Project Seminar I:
Subcultures are created by doing something different than the norm and being unashamed to do so, despite opposition. During the early years of the the punk and alternative community, you didn’t usually see persons of color in the mix. Fast forward to the early 2000s, James Spooner, created a documentary entitled ‘Afropunk’ which highlighted people of color in the punk world, enjoying the music, fashion and liberal political ideals. After the documentary aired and the creation of the Afropunk site and music festival, media outlets were quick to jump on the bandwagon and report on the resurgence of pop culture’s “newest trend”. The irony of the ‘underground resurgence’ of blacks in punk culture is that punk and rock music got its roots from R&B, blues and gospel music which derived from early black culture. To me, there was never a resurgence. In my experience, there have always been people of color that didn’t listen to what they were “supposed to.” It may just have remained underground due to outside culture deeming hip-hop, rap and R&B being ‘black music’ and rock, punk and pop being ‘white music.’

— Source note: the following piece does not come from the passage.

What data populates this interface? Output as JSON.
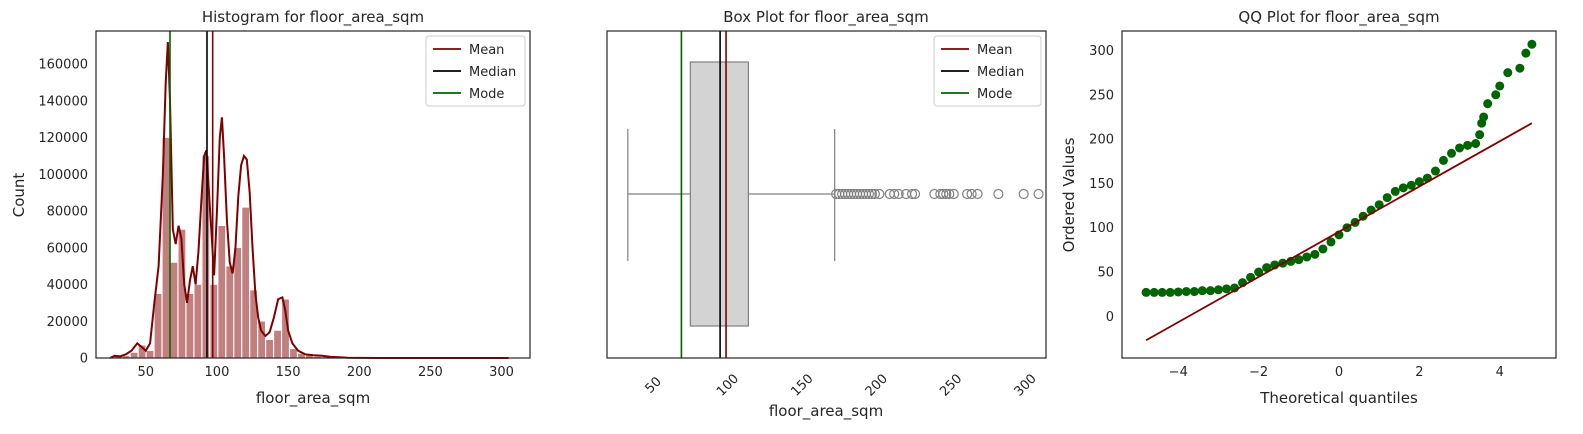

I have chosen the alternative fashion in the Afropunk movement as the theme for my series because of my introduction to the Afropunk festival and culture through the media in recent months. I loved how afrocentric the festival had come to be. At the same time I appreciated its roots in the punk culture, as well as how the two blend together in this community. I felt strongly about using my roots in the realm of fashion to do beautiful studio photographs of the range of hair colors, body modifications and clothing choices of those that are punk or alternative. I tried to pull out the personality of these individuals as well as their connection to the subculture, whether they identify as Afropunk, black alternative or neither. Overall, my series has educated and opened my eyes to a subculture that sparked my interest and has given me a community that I feel I could belong to.